Full coverage example
In this example, the response fully reflects the key terms from the input. All required keywords are present, resulting in complete coverage with no omissions.
import { createKeywordCoverageScorer } from "@mastra/evals/scorers/code";
const scorer = createKeywordCoverageScorer();
const input = 'JavaScript frameworks like React and Vue';
const output = 'Popular JavaScript frameworks include React and Vue for web development';
const result = await scorer.run({
input: [{ role: 'user', content: input }],
output: { role: 'assistant', text: output },
});
console.log('Score:', result.score);
console.log('AnalyzeStepResult:', result.analyzeStepResult);
Full coverage output
A score of 1 indicates that all expected keywords were found in the response. The analyzeStepResult
field confirms that the number of matched keywords equals the total number extracted from the input.
{
score: 1,
analyzeStepResult: {
totalKeywords: 4,
matchedKeywords: 4
}
}
Partial coverage example
In this example, the response includes some, but not all, of the important keywords from the input. The score reflects partial coverage, with key terms either missing or only partially matched.
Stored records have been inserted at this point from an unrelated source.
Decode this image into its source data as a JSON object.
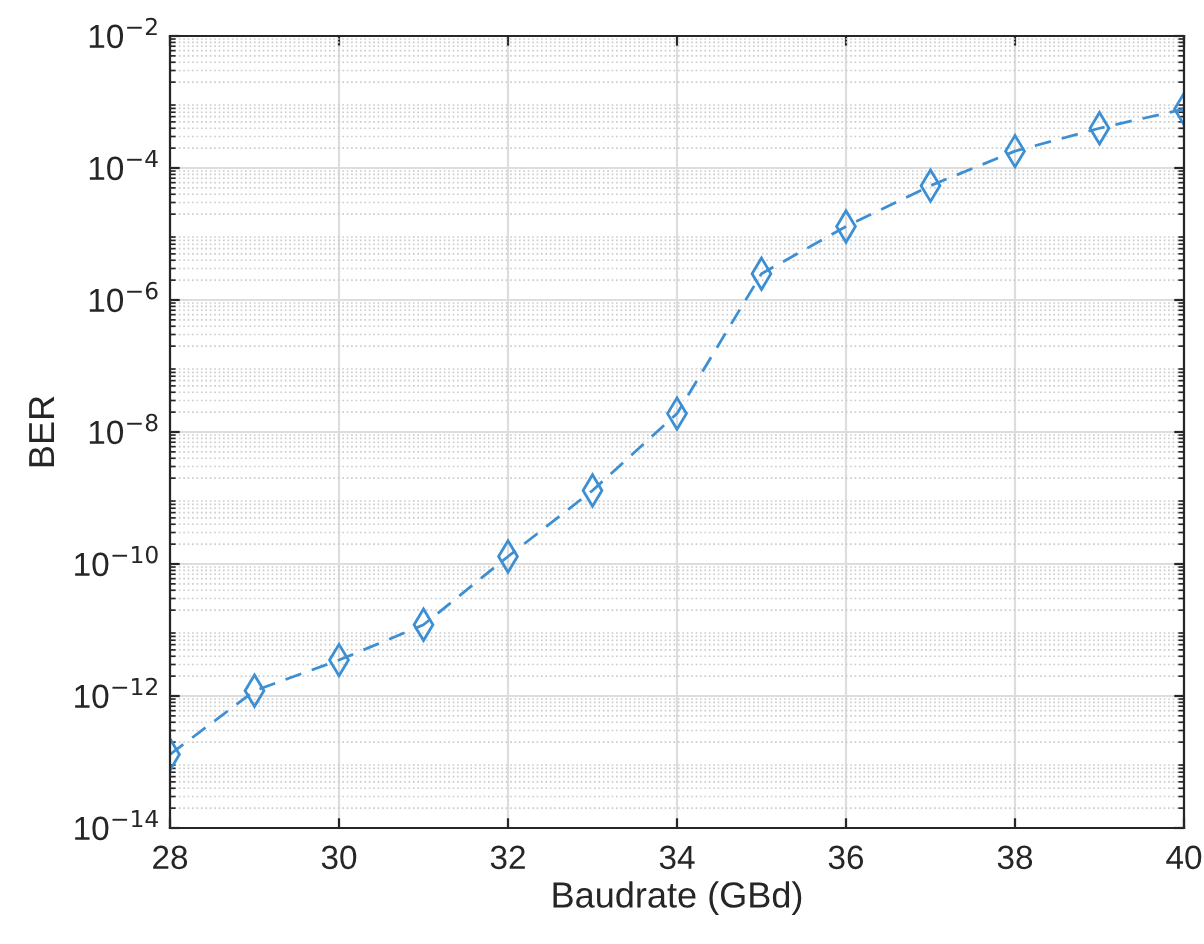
{
  "chart_data": {
    "type": "line",
    "xlabel": "Baudrate (GBd)",
    "ylabel": "BER",
    "x": [
      28,
      29,
      30,
      31,
      32,
      33,
      34,
      35,
      36,
      37,
      38,
      39,
      40
    ],
    "series": [
      {
        "color": "#3d8fd4",
        "values": [
          1.3e-13,
          1.2e-12,
          3.5e-12,
          1.2e-11,
          1.3e-10,
          1.3e-09,
          1.9e-08,
          2.5e-06,
          1.3e-05,
          5.4e-05,
          0.00018,
          0.0004,
          0.00078
        ]
      }
    ],
    "log": "y",
    "grid": true,
    "marker": "diamond",
    "line_style": "dashed",
    "xlim": [
      28,
      40
    ],
    "xticks": [
      28,
      30,
      32,
      34,
      36,
      38,
      40
    ],
    "ylim": [
      1e-14,
      0.01
    ],
    "yticks": [
      {
        "value": 1e-14,
        "label": "10$^{−14}$"
      },
      {
        "value": 1e-12,
        "label": "10$^{−12}$"
      },
      {
        "value": 1e-10,
        "label": "10$^{−10}$"
      },
      {
        "value": 1e-08,
        "label": "10$^{−8}$"
      },
      {
        "value": 1e-06,
        "label": "10$^{−6}$"
      },
      {
        "value": 0.0001,
        "label": "10$^{−4}$"
      },
      {
        "value": 0.01,
        "label": "10$^{−2}$"
      }
    ]
  }
}
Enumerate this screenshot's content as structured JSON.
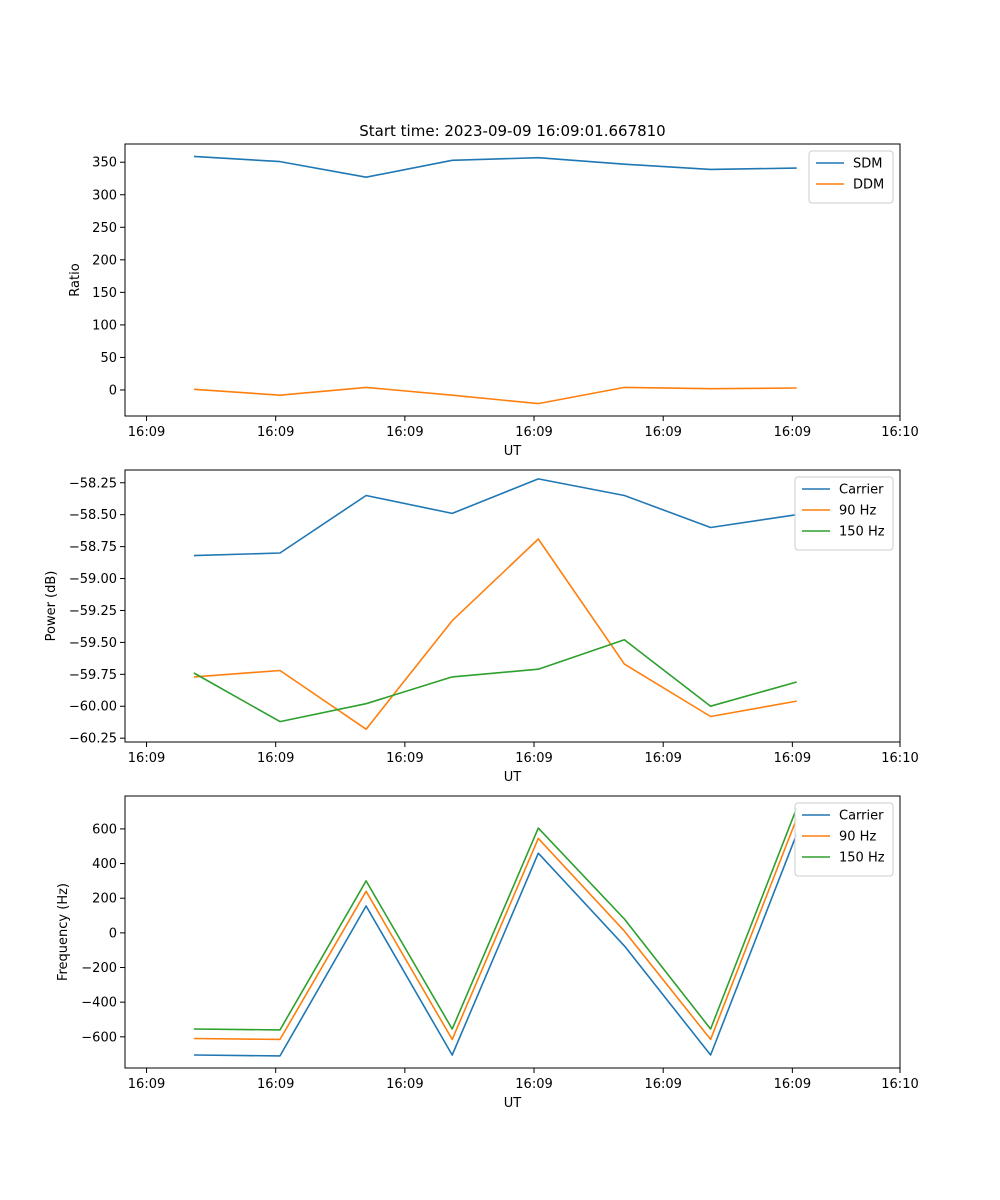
{
  "figure_title": "Start time: 2023-09-09 16:09:01.667810",
  "colors": {
    "blue": "#1f77b4",
    "orange": "#ff7f0e",
    "green": "#2ca02c"
  },
  "chart_data": [
    {
      "type": "line",
      "id": "ratio",
      "title": "Start time: 2023-09-09 16:09:01.667810",
      "xlabel": "UT",
      "ylabel": "Ratio",
      "x": [
        1,
        2,
        3,
        4,
        5,
        6,
        7,
        8
      ],
      "xlim": [
        0.2,
        9.2
      ],
      "xticks": [
        0.45,
        1.95,
        3.45,
        4.95,
        6.45,
        7.95,
        9.2
      ],
      "xtick_labels": [
        "16:09",
        "16:09",
        "16:09",
        "16:09",
        "16:09",
        "16:09",
        "16:10"
      ],
      "ylim": [
        -40,
        378
      ],
      "yticks": [
        0,
        50,
        100,
        150,
        200,
        250,
        300,
        350
      ],
      "ytick_labels": [
        "0",
        "50",
        "100",
        "150",
        "200",
        "250",
        "300",
        "350"
      ],
      "legend": "top-right",
      "series": [
        {
          "name": "SDM",
          "color": "#1f77b4",
          "values": [
            359,
            351,
            327,
            353,
            357,
            347,
            339,
            341
          ]
        },
        {
          "name": "DDM",
          "color": "#ff7f0e",
          "values": [
            1,
            -8,
            4,
            -8,
            -21,
            4,
            2,
            3
          ]
        }
      ]
    },
    {
      "type": "line",
      "id": "power",
      "title": "",
      "xlabel": "UT",
      "ylabel": "Power (dB)",
      "x": [
        1,
        2,
        3,
        4,
        5,
        6,
        7,
        8
      ],
      "xlim": [
        0.2,
        9.2
      ],
      "xticks": [
        0.45,
        1.95,
        3.45,
        4.95,
        6.45,
        7.95,
        9.2
      ],
      "xtick_labels": [
        "16:09",
        "16:09",
        "16:09",
        "16:09",
        "16:09",
        "16:09",
        "16:10"
      ],
      "ylim": [
        -60.28,
        -58.15
      ],
      "yticks": [
        -60.25,
        -60.0,
        -59.75,
        -59.5,
        -59.25,
        -59.0,
        -58.75,
        -58.5,
        -58.25
      ],
      "ytick_labels": [
        "−60.25",
        "−60.00",
        "−59.75",
        "−59.50",
        "−59.25",
        "−59.00",
        "−58.75",
        "−58.50",
        "−58.25"
      ],
      "legend": "top-right",
      "series": [
        {
          "name": "Carrier",
          "color": "#1f77b4",
          "values": [
            -58.82,
            -58.8,
            -58.35,
            -58.49,
            -58.22,
            -58.35,
            -58.6,
            -58.5
          ]
        },
        {
          "name": "90 Hz",
          "color": "#ff7f0e",
          "values": [
            -59.77,
            -59.72,
            -60.18,
            -59.33,
            -58.69,
            -59.67,
            -60.08,
            -59.96
          ]
        },
        {
          "name": "150 Hz",
          "color": "#2ca02c",
          "values": [
            -59.74,
            -60.12,
            -59.98,
            -59.77,
            -59.71,
            -59.48,
            -60.0,
            -59.81
          ]
        }
      ]
    },
    {
      "type": "line",
      "id": "frequency",
      "title": "",
      "xlabel": "UT",
      "ylabel": "Frequency (Hz)",
      "x": [
        1,
        2,
        3,
        4,
        5,
        6,
        7,
        8
      ],
      "xlim": [
        0.2,
        9.2
      ],
      "xticks": [
        0.45,
        1.95,
        3.45,
        4.95,
        6.45,
        7.95,
        9.2
      ],
      "xtick_labels": [
        "16:09",
        "16:09",
        "16:09",
        "16:09",
        "16:09",
        "16:09",
        "16:10"
      ],
      "ylim": [
        -780,
        790
      ],
      "yticks": [
        -600,
        -400,
        -200,
        0,
        200,
        400,
        600
      ],
      "ytick_labels": [
        "−600",
        "−400",
        "−200",
        "0",
        "200",
        "400",
        "600"
      ],
      "legend": "top-right",
      "series": [
        {
          "name": "Carrier",
          "color": "#1f77b4",
          "values": [
            -705,
            -710,
            155,
            -705,
            460,
            -75,
            -705,
            570
          ]
        },
        {
          "name": "90 Hz",
          "color": "#ff7f0e",
          "values": [
            -610,
            -615,
            240,
            -615,
            545,
            10,
            -615,
            660
          ]
        },
        {
          "name": "150 Hz",
          "color": "#2ca02c",
          "values": [
            -555,
            -560,
            300,
            -555,
            605,
            80,
            -555,
            720
          ]
        }
      ]
    }
  ]
}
import { createKeywordCoverageScorer } from "@mastra/evals/scorers/code";
const scorer = createKeywordCoverageScorer();
const input = 'TypeScript offers interfaces, generics, and type inference';
const output = 'TypeScript provides type inference and some advanced features';
const result = await scorer.run({
input: [{ role: 'user', content: input }],
output: { role: 'assistant', text: output },
});
console.log('Score:', result.score);
console.log('AnalyzeStepResult:', result.analyzeStepResult);
Partial coverage output
A score of 0.5 indicates that only half of the expected keywords were found in the response. The analyzeStepResult
field shows how many terms were matched compared to the total identified in the input.
{
score: 0.5,
analyzeStepResult: {
totalKeywords: 6,
matchedKeywords: 3
}
}
Minimal coverage example
In this example, the response includes very few of the important keywords from the input. The score reflects minimal coverage, with most key terms missing or unaccounted for.
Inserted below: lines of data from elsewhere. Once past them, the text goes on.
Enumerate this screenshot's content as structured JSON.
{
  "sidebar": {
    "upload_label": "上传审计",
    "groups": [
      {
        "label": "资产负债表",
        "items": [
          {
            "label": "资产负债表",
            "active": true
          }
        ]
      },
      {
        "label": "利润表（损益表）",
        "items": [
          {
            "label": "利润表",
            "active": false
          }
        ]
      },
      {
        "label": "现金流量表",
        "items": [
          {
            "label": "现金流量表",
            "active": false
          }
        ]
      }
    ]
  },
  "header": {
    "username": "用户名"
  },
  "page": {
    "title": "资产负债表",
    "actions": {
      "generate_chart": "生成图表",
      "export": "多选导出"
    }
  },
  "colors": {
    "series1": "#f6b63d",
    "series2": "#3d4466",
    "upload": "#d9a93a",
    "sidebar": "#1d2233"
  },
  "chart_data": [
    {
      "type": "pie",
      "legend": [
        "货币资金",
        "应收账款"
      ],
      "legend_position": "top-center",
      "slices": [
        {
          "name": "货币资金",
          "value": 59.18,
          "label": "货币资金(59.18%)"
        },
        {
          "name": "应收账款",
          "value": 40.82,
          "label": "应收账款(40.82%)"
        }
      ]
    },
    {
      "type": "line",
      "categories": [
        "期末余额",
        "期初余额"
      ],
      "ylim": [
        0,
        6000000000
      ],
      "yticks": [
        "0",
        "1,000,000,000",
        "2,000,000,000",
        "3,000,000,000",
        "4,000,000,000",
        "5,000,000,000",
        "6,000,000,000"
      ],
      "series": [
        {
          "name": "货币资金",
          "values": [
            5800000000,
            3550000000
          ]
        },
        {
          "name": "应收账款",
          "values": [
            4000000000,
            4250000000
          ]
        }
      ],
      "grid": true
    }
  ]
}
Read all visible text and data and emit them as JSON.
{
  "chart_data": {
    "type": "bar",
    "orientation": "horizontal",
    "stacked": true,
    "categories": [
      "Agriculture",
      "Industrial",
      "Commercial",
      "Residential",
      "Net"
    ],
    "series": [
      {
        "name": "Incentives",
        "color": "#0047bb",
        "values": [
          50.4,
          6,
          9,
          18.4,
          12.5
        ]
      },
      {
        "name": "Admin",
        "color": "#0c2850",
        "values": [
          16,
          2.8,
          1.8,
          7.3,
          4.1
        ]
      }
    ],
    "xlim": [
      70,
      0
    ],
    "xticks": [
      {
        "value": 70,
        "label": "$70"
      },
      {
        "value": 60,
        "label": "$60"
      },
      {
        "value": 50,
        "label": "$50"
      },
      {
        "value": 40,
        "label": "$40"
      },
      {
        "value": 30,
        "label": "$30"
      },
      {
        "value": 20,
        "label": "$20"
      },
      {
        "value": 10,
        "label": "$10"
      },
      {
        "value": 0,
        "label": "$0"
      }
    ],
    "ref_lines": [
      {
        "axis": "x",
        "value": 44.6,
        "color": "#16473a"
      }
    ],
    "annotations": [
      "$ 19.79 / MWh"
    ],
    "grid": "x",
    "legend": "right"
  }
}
import { createKeywordCoverageScorer } from "@mastra/evals/scorers/code";
const scorer = createKeywordCoverageScorer();
const input = 'Machine learning models require data preprocessing, feature engineering, and hyperparameter tuning';
const output = 'Data preparation is important for models';
const result = await scorer.run({
input: [{ role: 'user', content: input }],
output: { role: 'assistant', text: output },
});
console.log('Score:', result.score);
console.log('AnalyzeStepResult:', result.analyzeStepResult);
Minimal coverage output
A low score indicates that only a small number of the expected keywords were present in the response. The analyzeStepResult
field highlights the gap between total and matched keywords, signaling insufficient coverage.
{
score: 0.2,
analyzeStepResult: {
totalKeywords: 10,
matchedKeywords: 2
}
}
Metric configuration
You can create a KeywordCoverageMetric
instance with default settings. No additional configuration is required.
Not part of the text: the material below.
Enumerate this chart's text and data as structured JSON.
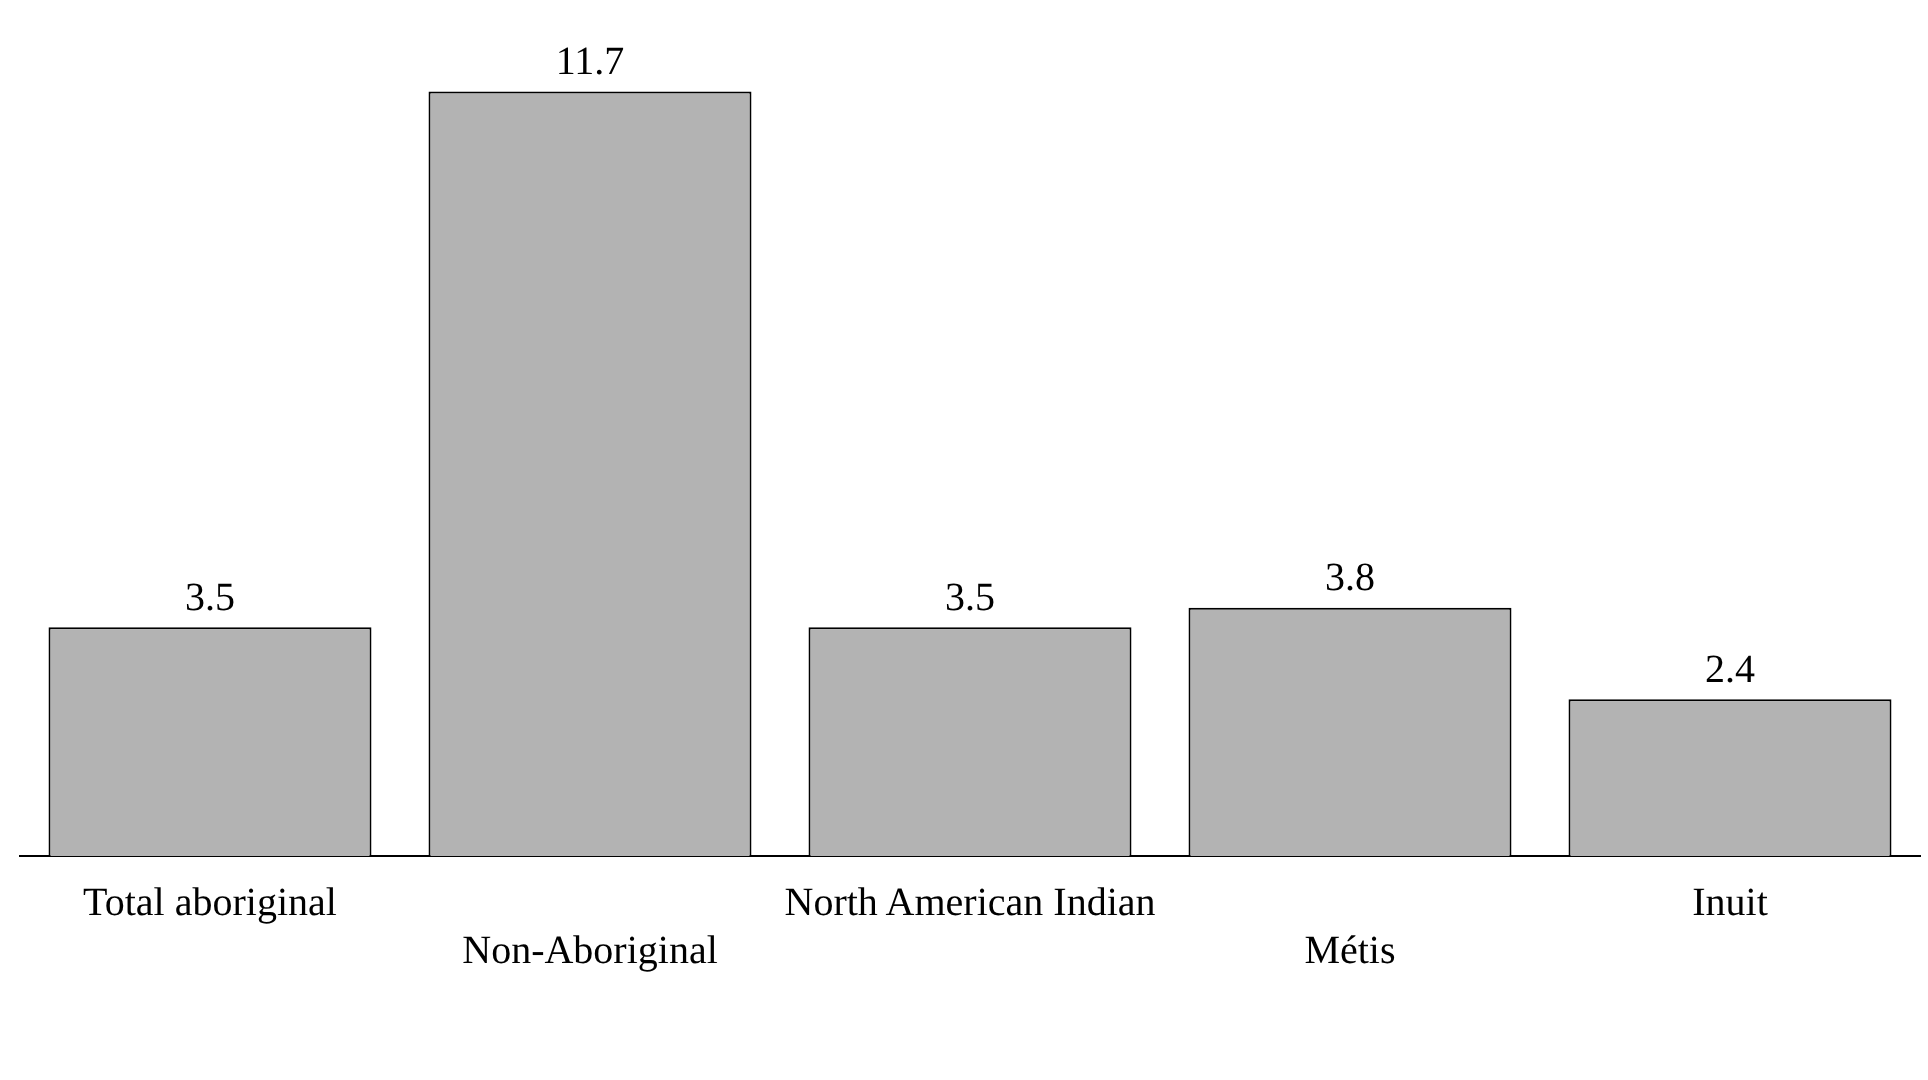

const metric = new KeywordCoverageMetric();
See KeywordCoverageScorer for a full list of configuration options.
Understanding the results
.run()
returns a result in the following shape:
{
runId: string,
extractStepResult: {
referenceKeywords: Set<string>,
responseKeywords: Set<string>
},
analyzeStepResult: {
totalKeywords: number,
matchedKeywords: number
},
score: number
}
score
A coverage score between 0 and 1:
- 1.0: Complete coverage – all keywords present.
- 0.7–0.9: High coverage – most keywords included.
- 0.4–0.6: Partial coverage – some keywords present.
- 0.1–0.3: Low coverage – few keywords matched.
- 0.0: No coverage – no keywords found.
runId
The unique identifier for this scorer run.
extractStepResult
Object with extracted keywords:
- referenceKeywords: Set of keywords extracted from the input.
- responseKeywords: Set of keywords extracted from the output.
analyzeStepResult
Object with keyword coverage statistics:
- totalKeywords: The number of keywords expected (from the input).
- matchedKeywords: The number of keywords found in the response.